On average, nearly 80 percent of library funding comes from locally dedicated special library millages. The library community conservatively estimates that more than $8 million per year is lost to tax capture. We see these bills as a step toward taxpayer accountability, tax capture transparency and ensure dedicated library millages go to support the voters’ choice.

Thank you to the MLA Legislative Committee and Committee Chair Lance Werner, our GCSI lobbyists Gary Owen and Chris Iannuzzi and all of you who engaged with your legislators to let them know how important it is to keep our libraries funded. Public policy is a team effort and I encourage you to connect with your elected officials. If you have not yet emailed your Senator to thank them for supporting library funding, visit www.milibraries.org to see how your Senator voted, then find their email address here.

Read Michigan Library Association's official News Release.

PA 269/ SB571 Ballot Proposal Education

The Public Act 269 impacting libraries’ and others ability to inform voters about the facts around ballot proposals is currently not enforceable due to a federal court injunction. A motion for immediate injunctive relief was approved and sets aside the law until a judge decides the outcome of the legal challenge. Librarians voiced strong opinions on SB 571 and we were hugely disappointed that the Governor chose to sign the legislation.

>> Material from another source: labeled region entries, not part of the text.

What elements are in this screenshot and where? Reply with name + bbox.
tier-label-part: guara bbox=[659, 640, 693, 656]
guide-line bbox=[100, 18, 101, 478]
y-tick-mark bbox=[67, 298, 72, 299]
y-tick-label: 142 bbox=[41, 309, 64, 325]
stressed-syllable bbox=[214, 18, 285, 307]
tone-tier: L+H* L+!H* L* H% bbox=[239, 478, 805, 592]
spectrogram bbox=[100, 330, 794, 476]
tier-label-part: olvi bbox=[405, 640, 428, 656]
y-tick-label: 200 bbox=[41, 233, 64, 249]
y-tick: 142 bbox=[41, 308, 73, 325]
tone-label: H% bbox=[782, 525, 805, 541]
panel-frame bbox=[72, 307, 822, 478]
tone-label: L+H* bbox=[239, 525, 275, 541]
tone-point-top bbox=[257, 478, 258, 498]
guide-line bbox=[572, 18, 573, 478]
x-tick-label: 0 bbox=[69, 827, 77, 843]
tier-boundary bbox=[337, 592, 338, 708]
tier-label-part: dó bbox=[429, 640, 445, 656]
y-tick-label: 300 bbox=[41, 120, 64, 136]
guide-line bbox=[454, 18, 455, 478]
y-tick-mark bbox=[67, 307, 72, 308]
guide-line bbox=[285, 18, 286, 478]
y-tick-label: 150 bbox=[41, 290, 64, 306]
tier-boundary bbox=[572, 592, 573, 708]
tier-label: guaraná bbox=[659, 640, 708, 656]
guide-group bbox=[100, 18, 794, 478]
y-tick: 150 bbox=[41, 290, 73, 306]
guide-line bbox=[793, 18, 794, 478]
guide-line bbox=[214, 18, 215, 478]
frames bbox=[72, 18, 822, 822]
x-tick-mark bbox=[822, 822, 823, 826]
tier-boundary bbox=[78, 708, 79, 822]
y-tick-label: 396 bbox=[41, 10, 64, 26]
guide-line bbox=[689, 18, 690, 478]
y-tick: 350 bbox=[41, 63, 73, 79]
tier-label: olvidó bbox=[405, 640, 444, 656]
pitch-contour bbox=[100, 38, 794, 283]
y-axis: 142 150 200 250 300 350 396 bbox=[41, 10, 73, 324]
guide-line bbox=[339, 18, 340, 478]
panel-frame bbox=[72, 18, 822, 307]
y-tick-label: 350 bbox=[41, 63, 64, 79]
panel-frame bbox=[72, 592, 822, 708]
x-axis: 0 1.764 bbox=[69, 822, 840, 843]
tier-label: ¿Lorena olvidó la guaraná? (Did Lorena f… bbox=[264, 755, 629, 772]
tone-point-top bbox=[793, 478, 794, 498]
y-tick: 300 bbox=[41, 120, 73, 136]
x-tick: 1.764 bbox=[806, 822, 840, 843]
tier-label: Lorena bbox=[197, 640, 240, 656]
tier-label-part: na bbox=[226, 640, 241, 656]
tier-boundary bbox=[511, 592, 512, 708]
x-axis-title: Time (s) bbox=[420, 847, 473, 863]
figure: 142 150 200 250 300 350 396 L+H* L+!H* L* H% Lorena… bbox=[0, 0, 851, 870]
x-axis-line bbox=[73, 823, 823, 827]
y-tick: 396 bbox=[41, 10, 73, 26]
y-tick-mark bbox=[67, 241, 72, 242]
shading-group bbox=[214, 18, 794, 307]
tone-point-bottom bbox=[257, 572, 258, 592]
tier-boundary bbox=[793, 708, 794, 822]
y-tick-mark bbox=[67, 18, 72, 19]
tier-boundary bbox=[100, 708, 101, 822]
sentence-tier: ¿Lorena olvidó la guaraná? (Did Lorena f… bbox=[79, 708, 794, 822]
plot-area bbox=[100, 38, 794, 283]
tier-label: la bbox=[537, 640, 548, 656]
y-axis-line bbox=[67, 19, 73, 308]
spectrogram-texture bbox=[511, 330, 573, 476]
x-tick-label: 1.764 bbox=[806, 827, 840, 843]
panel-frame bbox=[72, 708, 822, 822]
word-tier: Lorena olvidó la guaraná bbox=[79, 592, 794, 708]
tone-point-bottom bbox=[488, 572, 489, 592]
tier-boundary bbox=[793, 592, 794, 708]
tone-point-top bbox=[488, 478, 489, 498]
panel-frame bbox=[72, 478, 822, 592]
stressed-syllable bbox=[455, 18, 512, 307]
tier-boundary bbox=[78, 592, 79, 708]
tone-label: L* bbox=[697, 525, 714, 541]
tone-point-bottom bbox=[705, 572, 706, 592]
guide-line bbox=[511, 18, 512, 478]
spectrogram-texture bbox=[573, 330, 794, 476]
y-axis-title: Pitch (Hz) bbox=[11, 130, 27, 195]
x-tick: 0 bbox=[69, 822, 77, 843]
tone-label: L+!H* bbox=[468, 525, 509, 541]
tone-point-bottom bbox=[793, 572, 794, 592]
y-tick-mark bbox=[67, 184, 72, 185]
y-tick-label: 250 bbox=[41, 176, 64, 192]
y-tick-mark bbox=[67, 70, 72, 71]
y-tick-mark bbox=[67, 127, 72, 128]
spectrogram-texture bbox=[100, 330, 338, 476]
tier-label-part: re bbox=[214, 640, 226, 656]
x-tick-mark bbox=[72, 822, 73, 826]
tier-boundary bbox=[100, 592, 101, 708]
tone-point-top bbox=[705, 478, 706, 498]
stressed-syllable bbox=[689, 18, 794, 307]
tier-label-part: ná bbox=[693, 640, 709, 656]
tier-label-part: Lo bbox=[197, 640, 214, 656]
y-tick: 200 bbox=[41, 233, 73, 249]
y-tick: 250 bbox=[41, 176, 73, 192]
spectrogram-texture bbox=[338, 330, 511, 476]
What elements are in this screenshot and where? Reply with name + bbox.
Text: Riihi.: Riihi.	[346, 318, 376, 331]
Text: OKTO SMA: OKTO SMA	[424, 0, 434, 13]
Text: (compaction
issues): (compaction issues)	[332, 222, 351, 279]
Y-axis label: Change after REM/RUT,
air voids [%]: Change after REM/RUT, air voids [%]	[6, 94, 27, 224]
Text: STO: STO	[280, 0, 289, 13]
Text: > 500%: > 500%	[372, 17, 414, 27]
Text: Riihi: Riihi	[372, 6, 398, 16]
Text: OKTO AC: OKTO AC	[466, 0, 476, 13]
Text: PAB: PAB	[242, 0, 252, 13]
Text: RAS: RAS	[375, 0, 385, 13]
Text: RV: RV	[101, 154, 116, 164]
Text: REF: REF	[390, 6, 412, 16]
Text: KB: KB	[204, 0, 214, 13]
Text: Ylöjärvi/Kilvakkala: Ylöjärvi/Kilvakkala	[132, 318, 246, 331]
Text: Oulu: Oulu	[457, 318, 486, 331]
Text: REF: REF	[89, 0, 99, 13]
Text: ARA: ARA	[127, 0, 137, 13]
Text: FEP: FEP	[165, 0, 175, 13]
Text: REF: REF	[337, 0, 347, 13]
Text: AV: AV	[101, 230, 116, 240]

The legal challenge to the constitutionality of the act remains underway and we are optimistic for a resolution soon. MLA is supporting the legal challenge and has signed on to an amicus brief in support as well.

Several versions of a trailer bill to resolve some of the most egregious issues of the new legislation have arisen. However, the Senate has yet to hold a hearing on any of the bills. After legislators return from spring break in two weeks, it is likely at least one of the bills will be considered. 

New Dark Stores Legislation in the Works

A new bill would impact highest and best use and restrictive covenants, two of the most controversial and potentially harmful features in the tax tribunal's practice of lowering assessments for big box stores and utilities across the state. Sen. Dave Maturen (R-Kalamazoo County) has been working with a group to find a solution as the Michigan Tax Tribunal continues to reduce tax obligations allowing thriving big box stores to be taxed at the same rate as closed-down, abandoned stores.

Some libraries have been forced to pay back thousands of dollars in tax revenue causing extensive hardship for a number of libraries. MLA is still reviewing the new legislation and it looks promising.